Gastronomic adventure on the horizon! Destination: Texas, United States of America to taste what is most American, the barbecue, here in the southern style. Follow our recipe for Southern Style Smoked Pork Ribs and travel with your taste buds.
Today your taste buds land in Texas, USA! Texas is an American state located in the centre-south and is the second largest state in the country which was first settled in the 19th century by the Spanish and then by the Mexicans.
Barbecue has its birthplace in the United States of America and one of the most popular barbecues is the Texas barbecue. Texas barbecue is a barbecue method unique to Texas cuisine, where the most commonly used smoked meats are brisket, pork ribs and sausage. These traditions of smoking meat were brought over by Europeans (German and Czech settlers) in the mid-19th century.
This method of barbecue, in which meat is heated by roasting or smoking over wood or charcoal, involves cooking using smoke at low temperatures and long cooking times.
Are you a fan of barbecue? Then try the Southern Style Smoked Pork Ribs: the south likes its ribs sweet, with brown sugar, molasses, sorghum or honey and this is the perfect mix to satisfy any sweet tooth. These ribs are a southern favorite!
Southern Style Smoked Pork Ribs
Difficulty: Easy
Preparation Time: 15 minutes
Cooking Time: 4 hours
Servings: 4
Main Ingredient: Pork
Ingredients for the ribs:
- 2 pork ribs, membrane removed
- Plain yellow mustard
- Your favorite BBQ rub
- Apple wood chips
- Smoke Box
- 1 stick butter
- ½ cup light brown sugar
- 2 teaspoons minced dried onion
- Tiger Sauce
- Your favorite BBQ sauce
Method of preparation:
- Preheat the grill to low by turning on the two right burners and leaving the two left burners off. Use an oven thermometer to determine when the grill reaches between 220-250 degrees.
- Rub the ribs with plain yellow mustard. It will act as glue for the rub but won’t add any additional taste to the ribs. Liberally apply the rub on both sides of each rack.
- Add the smoking box with the apple wood chips (inside) to the far right lit burner and put the ribs, bone side down, on the two left unlit burners. Close the lid and smoke for two hours.
- After two hours, bring the ribs indoors and tear off four large sheets of heavy duty aluminum foil. Put each rack, bone side down, on two pieces of foil. Smear each rack with ½ stick of butter, sprinkle with the light brown sugar and minced dried onion. Apply three lines of Tiger sauce to each rack.
- Tightly close the packets and return them to the unlit side of the grill for one hour.
- Bring the rib packets inside and test for doneness by inserting a toothpick into the meat. If it easily slides through the ribs they are done. If not, seal the packets again and return them to the unlit side of the grill, testing every 10-15 minutes for doneness.
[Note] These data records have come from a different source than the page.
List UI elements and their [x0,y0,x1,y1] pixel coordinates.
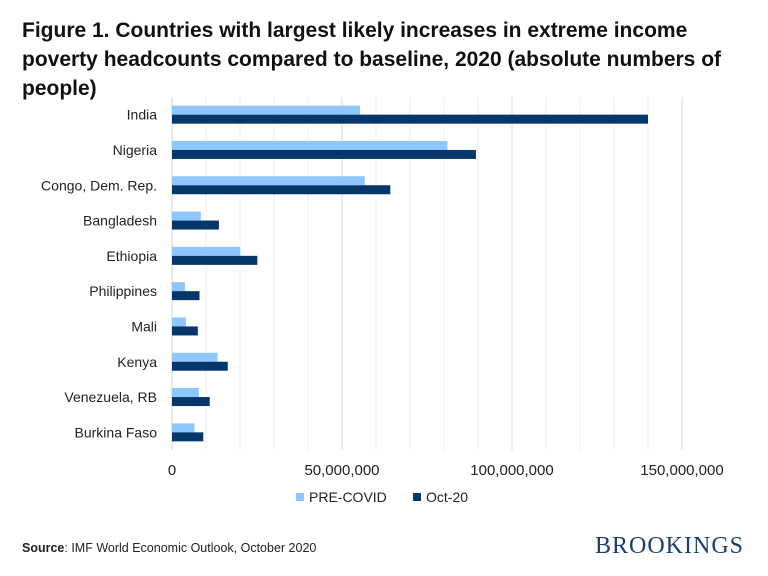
bar-oct-20 [172,114,648,124]
category-label: Bangladesh [83,213,157,229]
x-tick-label: 50,000,000 [304,462,379,479]
category-label: Nigeria [113,142,158,158]
category-label: Congo, Dem. Rep. [41,177,157,193]
bar-pre-covid [172,176,365,186]
legend-swatch [296,493,304,501]
bar-oct-20 [172,220,219,230]
category-label: Mali [131,318,157,334]
category-label: Ethiopia [106,248,157,264]
legend-label: Oct-20 [426,489,468,505]
bar-oct-20 [172,397,210,407]
category-label: Philippines [89,283,157,299]
bar-pre-covid [172,105,361,115]
brookings-logo: BROOKINGS [594,533,744,559]
x-tick-label: 0 [168,462,176,479]
source-label: Source [22,541,65,555]
category-label: Kenya [117,354,157,370]
source-text: : IMF World Economic Outlook, October 20… [64,541,317,555]
category-label: India [127,107,158,123]
bar-pre-covid [172,423,195,433]
bar-oct-20 [172,326,198,336]
legend-swatch [413,493,421,501]
category-label: Burkina Faso [75,424,158,440]
bar-oct-20 [172,291,200,301]
x-tick-label: 150,000,000 [640,462,723,479]
x-tick-label: 100,000,000 [470,462,553,479]
bar-oct-20 [172,149,476,159]
bar-pre-covid [172,140,448,150]
chart-title: Figure 1. Countries with largest likely … [22,19,722,100]
legend-label: PRE-COVID [309,489,387,505]
bar-oct-20 [172,255,258,265]
bar-pre-covid [172,352,218,362]
bar-pre-covid [172,282,185,292]
source-note: Source: IMF World Economic Outlook, Octo… [22,541,316,555]
bar-pre-covid [172,317,186,327]
bar-pre-covid [172,388,199,398]
category-label: Venezuela, RB [64,389,157,405]
bar-oct-20 [172,361,228,371]
bar-oct-20 [172,432,204,442]
bar-pre-covid [172,246,241,256]
bar-oct-20 [172,185,391,195]
bar-pre-covid [172,211,201,221]
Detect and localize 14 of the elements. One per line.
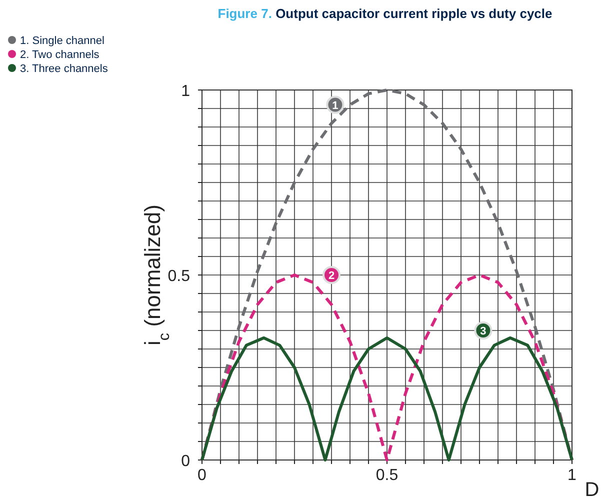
x-tick-label: 1	[568, 467, 577, 484]
annotation: 2	[328, 270, 335, 282]
legend-label: 1. Single channel	[20, 35, 104, 47]
annotation: 3	[480, 326, 486, 338]
annotation: 1	[332, 100, 338, 112]
chart-title: Figure 7. Output capacitor current ripple vs duty cycle	[218, 6, 552, 21]
y-tick-label: 0	[181, 453, 190, 470]
x-axis-title: D	[584, 479, 600, 501]
y-tick-label: 0.5	[168, 268, 190, 285]
y-tick-label: 1	[181, 83, 190, 100]
legend-label: 3. Three channels	[20, 63, 108, 75]
legend-label: 2. Two channels	[20, 49, 100, 61]
x-tick-label: 0.5	[376, 467, 398, 484]
x-tick-label: 0	[198, 467, 207, 484]
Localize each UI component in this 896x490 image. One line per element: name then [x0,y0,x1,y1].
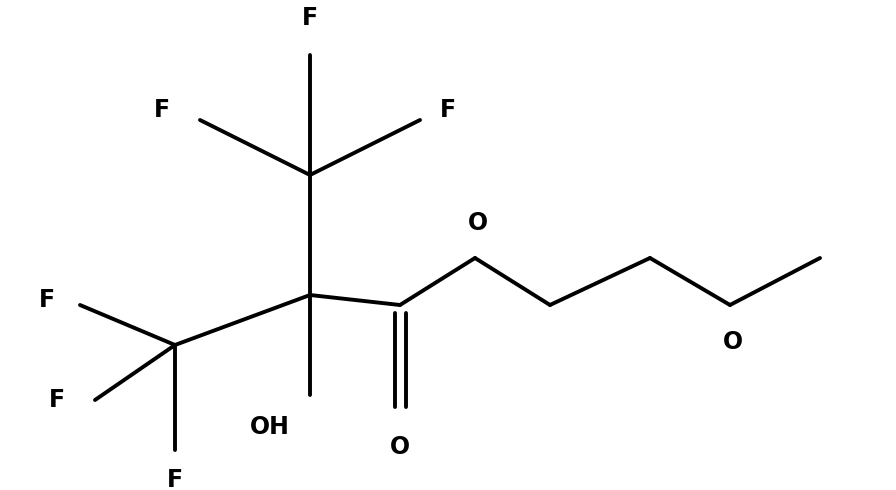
Text: F: F [302,6,318,30]
Text: F: F [440,98,456,122]
Text: OH: OH [250,415,290,439]
Text: F: F [49,388,65,412]
Text: F: F [39,288,55,312]
Text: O: O [723,330,743,354]
Text: F: F [154,98,170,122]
Text: O: O [390,435,410,459]
Text: F: F [167,468,183,490]
Text: O: O [468,211,488,235]
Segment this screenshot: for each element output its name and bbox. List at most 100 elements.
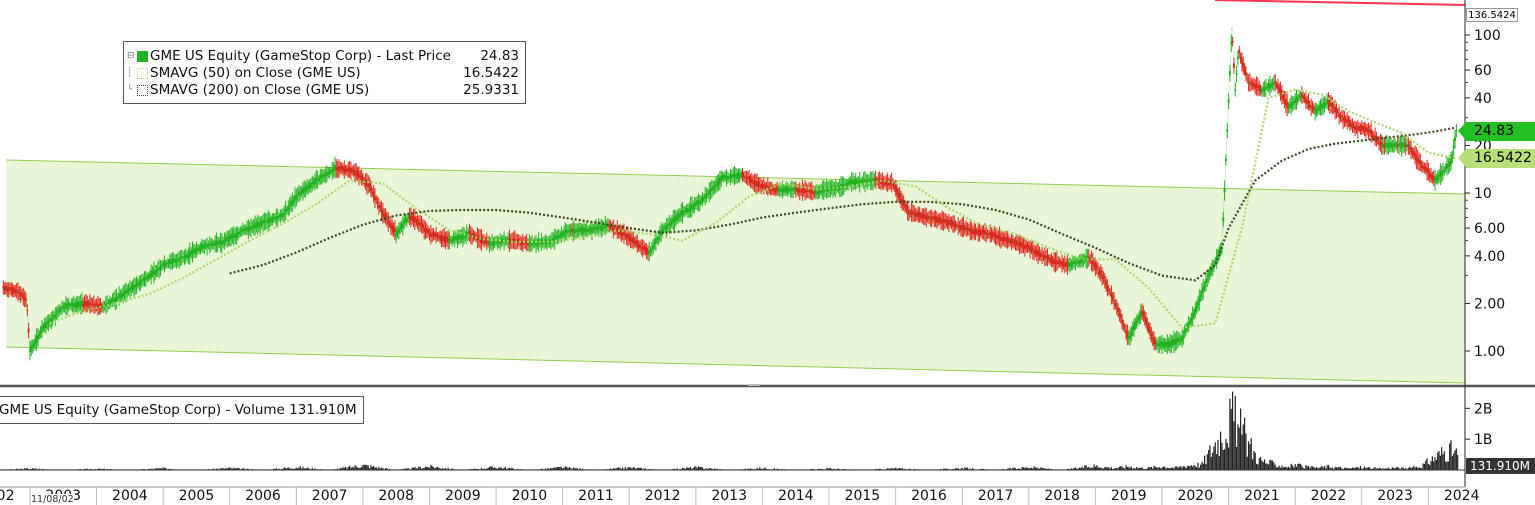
candle-body xyxy=(26,309,29,311)
candle-body xyxy=(451,239,454,243)
candle-body xyxy=(1448,161,1451,167)
candle-body xyxy=(389,222,392,228)
candle-body xyxy=(678,213,681,218)
candle-body xyxy=(638,244,641,249)
candle-body xyxy=(946,219,949,226)
legend-row-last-price[interactable]: ⊟ GME US Equity (GameStop Corp) - Last P… xyxy=(124,48,519,65)
channel-fill xyxy=(6,160,1465,383)
candle-body xyxy=(929,217,932,219)
candle-body xyxy=(204,243,207,246)
candle-body xyxy=(1053,259,1056,265)
candle-body xyxy=(1270,84,1273,88)
candle-body xyxy=(850,179,853,184)
sma50-path xyxy=(49,88,1457,330)
candle-body xyxy=(1030,246,1033,250)
candle-body xyxy=(284,208,287,213)
candle-body xyxy=(1218,251,1221,256)
candle-body xyxy=(1192,312,1195,317)
candle-body xyxy=(211,242,214,246)
tree-expand-icon[interactable]: ⊟ xyxy=(127,51,135,61)
candle-body xyxy=(602,226,605,229)
candle-body xyxy=(305,185,308,189)
candle-body xyxy=(296,194,299,196)
candle-body xyxy=(881,178,884,183)
candle-body xyxy=(388,223,391,225)
y-tick-label: 1.00 xyxy=(1474,344,1505,360)
legend-row-sma200[interactable]: └ SMAVG (200) on Close (GME US) 25.9331 xyxy=(124,82,519,99)
candle-body xyxy=(895,188,898,194)
candle-body xyxy=(377,204,380,208)
candle-body xyxy=(176,258,179,262)
candle-body xyxy=(1290,101,1293,108)
candle-body xyxy=(531,241,534,245)
candle-body xyxy=(240,229,243,233)
candle-body xyxy=(95,303,98,307)
candle-body xyxy=(676,214,679,221)
candle-body xyxy=(806,190,809,192)
price-point xyxy=(1221,246,1223,249)
candle-body xyxy=(1151,336,1154,341)
candle-body xyxy=(1222,217,1225,222)
candle-body xyxy=(923,214,926,219)
candle-body xyxy=(210,242,213,247)
candle-body xyxy=(1244,71,1247,76)
candle-body xyxy=(214,241,217,247)
candle-body xyxy=(353,170,356,176)
candle-body xyxy=(1123,327,1126,329)
candle-body xyxy=(893,185,896,189)
candle-body xyxy=(1316,108,1319,112)
candle-body xyxy=(492,241,495,246)
price-point xyxy=(395,233,398,235)
candle-body xyxy=(339,166,342,170)
candle-body xyxy=(648,249,651,254)
candle-body xyxy=(246,226,249,230)
candle-body xyxy=(1340,115,1343,119)
candle-body xyxy=(341,168,344,171)
price-point xyxy=(508,239,511,242)
candle-body xyxy=(573,229,576,233)
candle-body xyxy=(10,288,13,291)
candle-body xyxy=(1129,335,1132,339)
candle-body xyxy=(745,176,748,179)
candle-body xyxy=(224,237,227,242)
candle-body xyxy=(1195,306,1198,309)
candle-body xyxy=(1298,94,1301,98)
candle-body xyxy=(274,216,277,220)
candle-body xyxy=(919,215,922,219)
candle-body xyxy=(1328,102,1331,107)
candle-body xyxy=(1423,166,1426,170)
candle-body xyxy=(802,188,805,192)
candle-body xyxy=(267,217,270,224)
candle-body xyxy=(575,229,578,233)
candle-body xyxy=(1284,99,1287,105)
candle-body xyxy=(1042,255,1045,257)
candle-body xyxy=(797,188,800,193)
candle-body xyxy=(545,240,548,245)
candle-body xyxy=(844,184,847,186)
candle-body xyxy=(1158,343,1161,347)
candle-body xyxy=(312,181,315,185)
last-price-line xyxy=(2,27,1458,353)
candle-body xyxy=(1440,171,1443,177)
candle-body xyxy=(585,228,588,232)
candle-body xyxy=(1424,167,1427,171)
candle-body xyxy=(903,204,906,208)
candle-body xyxy=(190,251,193,255)
candle-body xyxy=(793,186,796,190)
candle-body xyxy=(1232,63,1235,68)
candle-body xyxy=(665,224,668,230)
legend-label: GME US Equity (GameStop Corp) - Last Pri… xyxy=(150,48,451,64)
candle-body xyxy=(1145,317,1148,324)
candle-body xyxy=(698,201,701,205)
candle-body xyxy=(532,243,535,245)
legend-row-sma50[interactable]: ┊ SMAVG (50) on Close (GME US) 16.5422 xyxy=(124,65,519,82)
candle-body xyxy=(1014,241,1017,246)
price-legend[interactable]: ⊟ GME US Equity (GameStop Corp) - Last P… xyxy=(123,41,526,104)
candle-body xyxy=(1138,315,1141,319)
trend-channel xyxy=(5,159,1466,384)
volume-legend[interactable]: GME US Equity (GameStop Corp) - Volume 1… xyxy=(0,396,364,424)
candle-body xyxy=(1009,240,1012,243)
candle-body xyxy=(270,219,273,223)
candle-body xyxy=(344,168,347,172)
candle-body xyxy=(1178,338,1181,340)
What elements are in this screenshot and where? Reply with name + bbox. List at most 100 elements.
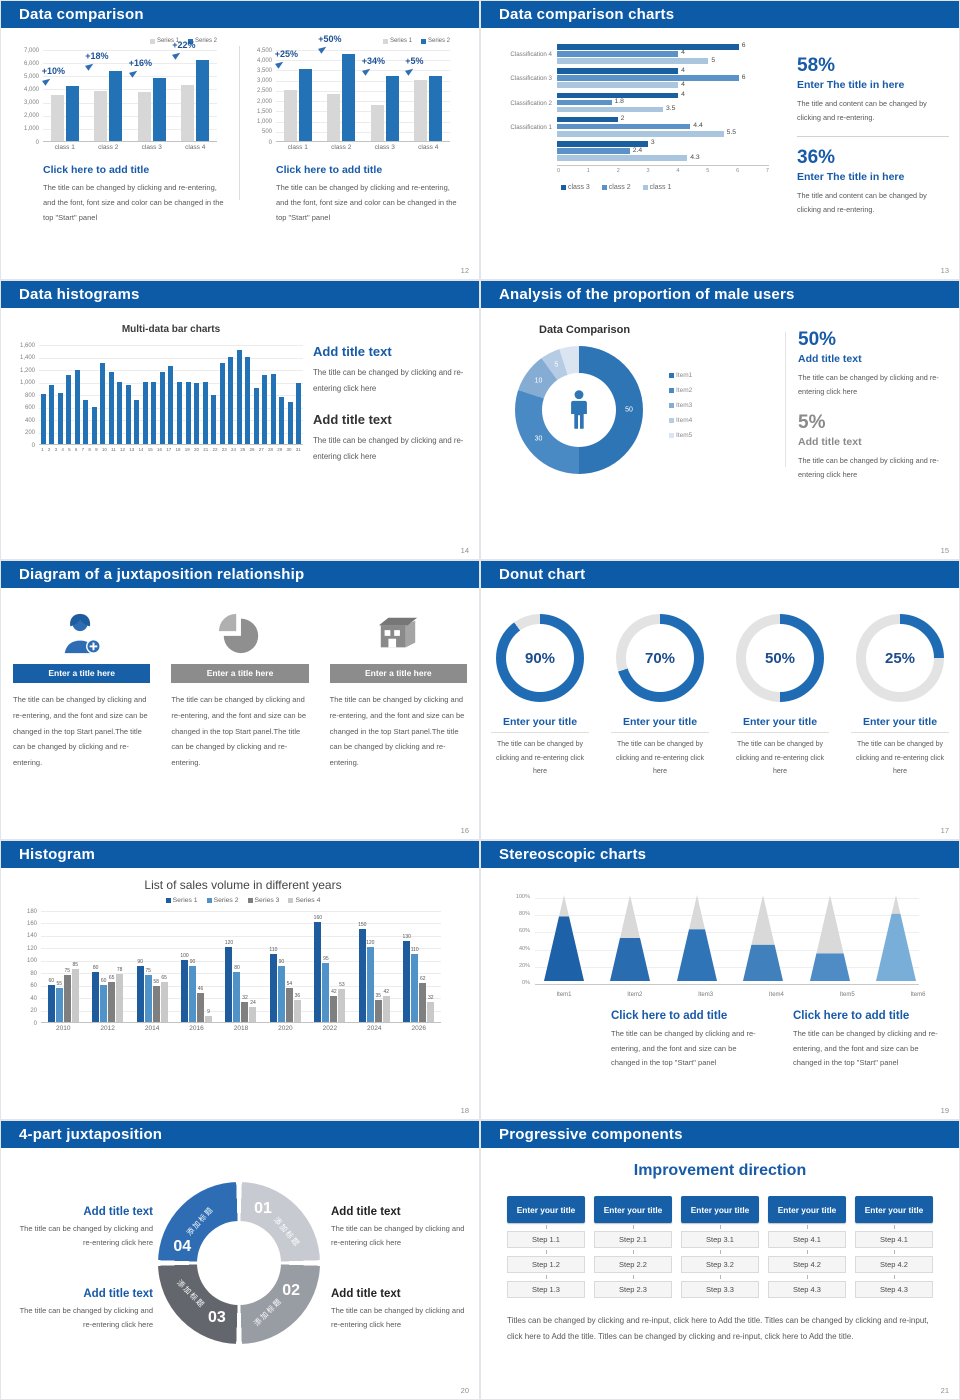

- Remove the racks from the foil and brush a light glaze of BBQ sauce on top of each one. Return to the unlit side of the grill, close the lid and let the sauce set.
- Move the ribs to a cutting board and let them sit for 10 minutes before slicing.
Tips:
- If you don't have a smoking box use heavy duty aluminium foil to create a kind of box and add the wood chips inside.
- If you can't find BBQ rub there are lots of easy ways and homemade recipes that you can make.